UK inflation hovered around 11% in October, prompting workers to demonstrate to demand a pay rise.
Two years ago, the United Kingdom and the European Union ratified their divorce. Since then, the lights of the British economy have turned red. Gross domestic product fell by 0.2% in the third quarter of 2022 and inflation stood at 10.7% year on year in November (it had risen to 11.1% in October, an all-time high). seen since 1981). Railways, health services, mail … Strikes have paralyzed several sectors for months, to demand a rise in wages in response to this crisis. If the war in Ukraine is partly responsible for the increase in prices, and therefore for the mobilization, to what extent did Brexit play a role in triggering these unprecedented social movements?
“There were not the expected fallout from Brexit”, immediately sums up Thibaud Harrois, lecturer in British civilization at the Sorbonne Nouvelle. This is particularly the case in the health sector. “During his pro-Brexit campaign, former Prime Minister Boris Johnson promised to reinvest the so-called 350 million euros sent each week to Brussels in the British health system, recalls the specialist. But since then, he has not there have never been massive investments.”
As a result, nurses and nurses planted their strike picket on December 15 and 20, to obtain an increase in their income. An unprecedented mobilization in 106 years of existence of their union, the Royal College of Nursing (RCN). The paramedics also walked out on December 21, with the same demands. In response, the Conservative government closed the door to any discussion and deemed the requests for increases “unaffordable”. An envelope of 3.8 billion additional euros has however been allocated to the National Health Service (NHS), British Social Security, for 2023 and 2024.
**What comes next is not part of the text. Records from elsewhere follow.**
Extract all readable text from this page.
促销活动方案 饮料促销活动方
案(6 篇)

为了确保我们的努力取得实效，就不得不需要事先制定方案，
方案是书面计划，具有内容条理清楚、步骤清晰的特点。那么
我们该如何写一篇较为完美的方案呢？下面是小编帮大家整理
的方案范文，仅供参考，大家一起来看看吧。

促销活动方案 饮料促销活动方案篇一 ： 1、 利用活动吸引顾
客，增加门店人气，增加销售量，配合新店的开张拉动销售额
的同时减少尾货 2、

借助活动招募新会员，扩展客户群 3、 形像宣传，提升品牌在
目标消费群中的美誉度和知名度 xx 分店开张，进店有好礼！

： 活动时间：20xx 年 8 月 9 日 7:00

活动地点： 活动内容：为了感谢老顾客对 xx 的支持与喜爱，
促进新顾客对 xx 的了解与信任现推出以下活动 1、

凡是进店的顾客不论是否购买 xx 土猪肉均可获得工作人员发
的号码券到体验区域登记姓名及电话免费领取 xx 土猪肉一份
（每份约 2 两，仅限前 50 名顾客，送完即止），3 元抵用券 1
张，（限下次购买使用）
This does not prevent British health professionals from sounding the alarm over the deterioration of their working conditions, which has reached a climax during the health crisis. They denounce a shortage of caregivers, partly caused by Brexit. A study by the think tank Nuffield Trust, commissioned by The Guardian, estimates, via projections, that several thousand doctors living in the European Economic Area (EEA) may have given up settling in the United Kingdom between 2016 and 2021. Also, the Nursing and Midwifery Council register, which lists the number of nurses working in the UK, shows that the country welcomed more than 9,000 nurses from the EEA in 2015-2016 . Subsequently, after the referendum, the number of new arrivals only reached a few hundred, as illustrated in a graph by the Statista site.
But these strikes extend well beyond the health sector. The British post office and the railway workers of the Network Rail network joined the protest movement at the end of the year. Hit hard by the rise in the cost of living, all are asking for salary increases. And Brexit is, again, in question. “Many factors come into play”, such as the surge in energy prices since the Russian invasion of Ukraine, but “the increase in regulatory and administrative barriers” in trade with the EU contributes to the surge in prices, underlines a study by the Center for the Study of Economic Performance at the London School of Economics. The exit of the United Kingdom from the Union has thus led to a rise in food prices of 6%, reports the document.
Inflation is common to all Western countries, shaken by the energy crisis linked to the war in Ukraine. But unlike its neighbours, “the United Kingdom no longer benefits from the European protection mechanism”, specifies Thibaud Harrois. At the end of December, the 27 for example approved a mechanism making it possible to cap wholesale gas prices as soon as they exceed 180 euros/MWh for three consecutive days.
If the elements are there to see the emergence of social movements, the protest has been going on for almost 15 years in the United Kingdom, analyzes Marc Lenormand, lecturer in English studies at Paul-Valéry University in Montpellier. “After the financial crisis of 2008, wages fell sharply in the private and public sectors due to budgetary austerity policies led by the conservative parties,” he explains.
According to the nurses’ union, these measures resulted in a 20% drop in their purchasing power, AFP recalled in mid-December. The mobilized workers are therefore demanding a wage increase of just over 19%. “In the 2010s, we talked a lot about national identity and the British exit from the EU, explains Marc Lenormand. Now that it no longer arises, we come back to the social question and the role that the State must play in the economy.”
For his part, the new British Prime Minister, Rishi Sunak, seems to be following the conservative line adopted in the 1980s by Margaret Thatcher, who had shown herself to be firm against the unions as soon as she came to power, just after the winter strikes. 1978-1979. “This strategy may have worked in the past, but now the wave of strikes is surprisingly popular with the British population,” warns Marc Lenormand. According to a YouGov poll published on December 20, two-thirds of Britons polled support strikes by nurses, 63% by paramedics.